= Tomas Barrón Province =

Province in Northern Oruro, Bolivia

Tomás Barrón
Location in Bolivia
Main Data
| Capital | Eucaliptus |
| Area | 341 km^{2} |
| Population | 5,443 (2024) |
| Density | 16.1 inhabitants/km^{2} (2024) |
| ISO 3166-2 | BO.OR.TB |

Tomás Barrón is a province in the northern parts of the Bolivian department of Oruro.

==Location==
Tomás Barrón province is one of the sixteen provinces in the Oruro Department. It is located between 17° 31' and 17° 44' South and between 67° 20' and 67° 34' West. It has been named after Colonel Tomas Barrón.

The province borders La Paz Department in the North and West, and Cercado Province in the South and East.

The province extends over 30 km from North to South, and 25 km from East to West.

==Population==
Main language of the province is Spanish, spoken by 87%, while 82% of the population speak Aymara and 8% Quechua (1992).

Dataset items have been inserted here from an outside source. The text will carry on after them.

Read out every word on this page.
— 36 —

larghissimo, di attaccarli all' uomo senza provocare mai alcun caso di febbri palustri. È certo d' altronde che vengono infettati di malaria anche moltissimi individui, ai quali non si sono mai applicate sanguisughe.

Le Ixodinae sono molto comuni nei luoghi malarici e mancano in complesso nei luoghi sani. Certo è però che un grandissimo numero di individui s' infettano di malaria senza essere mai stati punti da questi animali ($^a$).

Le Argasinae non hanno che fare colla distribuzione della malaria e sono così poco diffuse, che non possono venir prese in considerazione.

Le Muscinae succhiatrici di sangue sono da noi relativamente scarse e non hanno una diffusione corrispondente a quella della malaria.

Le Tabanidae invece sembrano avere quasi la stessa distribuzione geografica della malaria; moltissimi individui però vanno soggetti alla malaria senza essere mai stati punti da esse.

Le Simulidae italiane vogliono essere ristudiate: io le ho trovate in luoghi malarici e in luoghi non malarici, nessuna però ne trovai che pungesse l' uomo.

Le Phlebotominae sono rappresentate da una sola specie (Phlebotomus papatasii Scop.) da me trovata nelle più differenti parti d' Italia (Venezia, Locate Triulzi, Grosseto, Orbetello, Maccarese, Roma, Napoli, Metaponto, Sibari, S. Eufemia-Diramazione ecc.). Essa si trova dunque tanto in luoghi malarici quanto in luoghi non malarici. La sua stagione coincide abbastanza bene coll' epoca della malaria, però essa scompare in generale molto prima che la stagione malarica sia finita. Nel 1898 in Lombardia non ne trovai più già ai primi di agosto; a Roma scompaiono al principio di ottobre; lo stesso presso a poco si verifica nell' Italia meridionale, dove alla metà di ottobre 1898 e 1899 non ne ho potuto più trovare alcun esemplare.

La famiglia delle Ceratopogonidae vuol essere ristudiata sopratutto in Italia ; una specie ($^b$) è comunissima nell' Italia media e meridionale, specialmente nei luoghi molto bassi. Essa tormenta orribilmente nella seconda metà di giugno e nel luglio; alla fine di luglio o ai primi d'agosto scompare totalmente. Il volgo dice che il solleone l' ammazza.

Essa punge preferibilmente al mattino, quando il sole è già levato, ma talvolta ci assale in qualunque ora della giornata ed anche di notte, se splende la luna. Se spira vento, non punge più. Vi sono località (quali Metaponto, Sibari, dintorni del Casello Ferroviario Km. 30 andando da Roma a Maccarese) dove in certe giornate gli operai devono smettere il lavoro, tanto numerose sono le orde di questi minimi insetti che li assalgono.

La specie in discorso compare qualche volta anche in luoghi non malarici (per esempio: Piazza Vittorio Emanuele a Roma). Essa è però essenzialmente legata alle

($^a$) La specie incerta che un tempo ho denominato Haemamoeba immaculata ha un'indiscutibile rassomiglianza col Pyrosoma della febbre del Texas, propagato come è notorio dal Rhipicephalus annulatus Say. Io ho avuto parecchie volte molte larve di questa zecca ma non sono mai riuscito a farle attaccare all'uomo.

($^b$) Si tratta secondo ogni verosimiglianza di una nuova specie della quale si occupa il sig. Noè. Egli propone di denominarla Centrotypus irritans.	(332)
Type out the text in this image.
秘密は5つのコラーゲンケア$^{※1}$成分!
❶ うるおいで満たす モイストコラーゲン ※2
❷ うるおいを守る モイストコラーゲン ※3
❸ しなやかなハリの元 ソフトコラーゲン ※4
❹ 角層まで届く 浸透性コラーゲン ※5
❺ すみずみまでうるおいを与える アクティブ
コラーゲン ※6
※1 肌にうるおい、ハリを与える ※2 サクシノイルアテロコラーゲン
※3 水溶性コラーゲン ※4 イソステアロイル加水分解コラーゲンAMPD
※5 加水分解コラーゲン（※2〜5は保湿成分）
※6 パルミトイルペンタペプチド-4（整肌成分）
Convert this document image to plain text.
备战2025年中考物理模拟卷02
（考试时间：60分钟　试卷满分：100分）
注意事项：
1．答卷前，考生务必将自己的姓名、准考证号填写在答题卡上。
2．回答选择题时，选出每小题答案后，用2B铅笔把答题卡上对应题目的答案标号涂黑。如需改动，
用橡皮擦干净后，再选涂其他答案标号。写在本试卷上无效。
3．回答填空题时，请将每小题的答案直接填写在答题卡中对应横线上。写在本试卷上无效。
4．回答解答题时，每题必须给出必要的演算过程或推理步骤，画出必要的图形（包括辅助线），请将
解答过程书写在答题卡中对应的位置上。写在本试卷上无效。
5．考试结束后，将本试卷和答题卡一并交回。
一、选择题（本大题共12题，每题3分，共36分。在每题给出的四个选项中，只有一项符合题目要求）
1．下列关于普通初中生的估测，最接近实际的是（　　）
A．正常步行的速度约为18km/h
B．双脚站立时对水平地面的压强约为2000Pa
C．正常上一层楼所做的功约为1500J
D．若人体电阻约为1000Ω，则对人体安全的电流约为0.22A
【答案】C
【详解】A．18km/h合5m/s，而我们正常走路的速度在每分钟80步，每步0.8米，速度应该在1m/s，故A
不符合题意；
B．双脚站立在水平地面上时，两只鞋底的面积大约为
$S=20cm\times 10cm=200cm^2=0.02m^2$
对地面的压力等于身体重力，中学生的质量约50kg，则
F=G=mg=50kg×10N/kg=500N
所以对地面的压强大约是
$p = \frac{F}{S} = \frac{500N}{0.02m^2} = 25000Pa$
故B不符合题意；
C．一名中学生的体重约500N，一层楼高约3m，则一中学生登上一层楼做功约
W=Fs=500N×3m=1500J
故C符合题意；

- The population increased from 5,045 inhabitants (1992 census) to 5,424 (2001 census), an increase of 7.5%. - 48% of the population are younger than 15 years old (1992).
- 26% of the population have no access to electricity, 95% have no sanitary facilities (1992).
- 49% of the population are employed in agriculture, 1% in mining, 11% in industry, 39% in general services (2001).
- 66% of the population are Catholics, 27% are Protestants (1992).( which have all been driven out since 1992)

==Division==
The province comprises only one municipality, Eucaliptus Municipality, which is identical to the Tomás Barrón Province.